I Sent a Pro Organizer Photos of My “Chaotic Closet” — Here’s How She Fixed It
Recently, I admitted to having numerous “doom boxes” — bins around my home filled with items that I “didn’t organize, only moved” — that help keep things together so that I can get to organizing it later. But, there’s an even bigger clutter-related secret that I haven’t shared until now: I have a “chaos closet.”
In my four-bedroom home, this closet (the biggest one in the entire place) is located in the main bedroom on the first floor that I’ve converted into an office, guest room, art room, and classroom. Because of this, the closet has become home to a mayhem of miscellaneous things — from art supplies, extra school supplies, gift wrap items, suitcases, and photo albums to dresses I rarely wear, costumes, old diaries, love letters I never want to read again but will never throw away, board games my kids don’t play, and table linens.
I knew that this space needed to be tamed so that it could be more functional, so I reached out to Jean Prominski, certified professional organizer and founder of Seattle Sparkle, who was kind enough to take a look and give me her professional opinion.
First, Jean asked me what I liked about the space. I told her I liked that my kids could come in and access art supplies and that I could store paint and hot glue out of their reach. I also like having an indoor space for suitcases and holiday stuff as opposed to storing it in the garage where it could potentially get dirty or be infested by spiders. Additionally, since I sleep in a smaller bedroom upstairs, it’s nice to have my special occasion dresses down here to not crowd the closet I currently use. She also wanted to know what I disliked, which is, of course, the disarray.
Then, she had me go through and get rid of stuff I could store elsewhere or give away. Next, it was time to cohesively group items. This meant I had to take everything out of my chaos closet and move some of the shelves around. I then found organizational tools to better store and organize my things.
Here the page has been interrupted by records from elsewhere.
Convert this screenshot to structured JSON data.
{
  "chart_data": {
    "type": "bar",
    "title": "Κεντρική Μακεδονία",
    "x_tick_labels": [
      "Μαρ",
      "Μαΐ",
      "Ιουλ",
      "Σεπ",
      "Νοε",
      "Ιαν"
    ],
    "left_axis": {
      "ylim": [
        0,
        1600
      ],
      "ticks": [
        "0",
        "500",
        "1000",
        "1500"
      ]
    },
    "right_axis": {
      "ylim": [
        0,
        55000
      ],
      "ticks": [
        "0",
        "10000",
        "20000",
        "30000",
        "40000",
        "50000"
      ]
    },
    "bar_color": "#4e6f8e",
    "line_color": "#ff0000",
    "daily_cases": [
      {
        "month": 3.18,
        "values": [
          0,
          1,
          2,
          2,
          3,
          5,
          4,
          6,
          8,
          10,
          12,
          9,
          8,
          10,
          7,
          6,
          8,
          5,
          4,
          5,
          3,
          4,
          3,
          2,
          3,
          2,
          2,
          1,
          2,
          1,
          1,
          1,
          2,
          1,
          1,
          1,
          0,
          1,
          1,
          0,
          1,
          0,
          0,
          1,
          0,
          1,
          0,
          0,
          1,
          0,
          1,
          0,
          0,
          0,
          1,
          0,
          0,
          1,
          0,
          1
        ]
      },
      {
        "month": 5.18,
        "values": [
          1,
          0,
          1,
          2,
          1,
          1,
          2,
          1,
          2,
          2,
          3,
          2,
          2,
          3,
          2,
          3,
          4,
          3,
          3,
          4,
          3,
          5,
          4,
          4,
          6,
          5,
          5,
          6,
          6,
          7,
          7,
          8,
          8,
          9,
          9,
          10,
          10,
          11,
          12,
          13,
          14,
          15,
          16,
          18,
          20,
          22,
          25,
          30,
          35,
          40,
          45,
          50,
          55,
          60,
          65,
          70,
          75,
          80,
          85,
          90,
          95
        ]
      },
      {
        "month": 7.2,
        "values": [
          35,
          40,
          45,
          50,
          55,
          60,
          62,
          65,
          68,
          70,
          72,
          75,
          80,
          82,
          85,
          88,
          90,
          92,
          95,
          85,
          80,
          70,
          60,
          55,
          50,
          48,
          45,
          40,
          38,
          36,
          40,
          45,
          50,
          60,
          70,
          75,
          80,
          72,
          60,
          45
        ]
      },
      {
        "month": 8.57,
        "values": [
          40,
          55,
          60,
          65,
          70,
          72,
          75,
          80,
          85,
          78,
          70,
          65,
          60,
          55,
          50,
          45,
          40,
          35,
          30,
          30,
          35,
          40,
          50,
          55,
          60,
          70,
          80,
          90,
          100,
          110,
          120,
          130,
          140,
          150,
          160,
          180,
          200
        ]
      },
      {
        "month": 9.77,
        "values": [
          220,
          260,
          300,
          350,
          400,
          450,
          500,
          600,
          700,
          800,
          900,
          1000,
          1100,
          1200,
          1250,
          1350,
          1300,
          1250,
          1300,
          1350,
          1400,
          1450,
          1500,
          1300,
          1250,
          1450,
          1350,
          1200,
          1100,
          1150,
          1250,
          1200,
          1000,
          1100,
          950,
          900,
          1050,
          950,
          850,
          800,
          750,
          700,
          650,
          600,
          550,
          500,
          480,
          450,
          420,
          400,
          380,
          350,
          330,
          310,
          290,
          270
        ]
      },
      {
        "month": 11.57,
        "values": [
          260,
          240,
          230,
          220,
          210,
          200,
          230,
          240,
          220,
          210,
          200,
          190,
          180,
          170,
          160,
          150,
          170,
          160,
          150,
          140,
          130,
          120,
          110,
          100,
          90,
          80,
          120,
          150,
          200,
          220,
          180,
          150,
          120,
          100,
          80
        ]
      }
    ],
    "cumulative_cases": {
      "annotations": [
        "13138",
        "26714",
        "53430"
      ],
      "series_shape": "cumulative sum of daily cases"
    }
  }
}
I got clear shoe boxes from The Container Store to store art supplies in so my kids could see what was what. I already had these small craft supply organizer boxes for bits and bobs and larger ones like these for big scrapbook-size paper and other supplies. I moved my love letters and old wedding albums (I’m divorced) up high, which left more room at “kid level” for coloring books and collage materials. All but one suitcase and one duffel went to live in the garage since I rarely use them. Linens moved down a level to be easier to reach.
For the board games, Jean told me to stack them vertically so I could take them out off the shelves like books. Alternately she suggested “to save space, I have also seen people store board games in plastic zippered pouches, like these or these. You can cut out the name of the game and tape it to the outside of the bag.”
It didn’t actually take as long as I thought it would once I started putting things back into the closet and, when I was done, I no longer had a jumble full of things about to crash on top of me. Instead, I had an orderly space, with clear sections and a floor I could walk on without crushing something. Sure, it’s still a mishmash of miscellaneous items, but controlled chaos is better than complete chaos.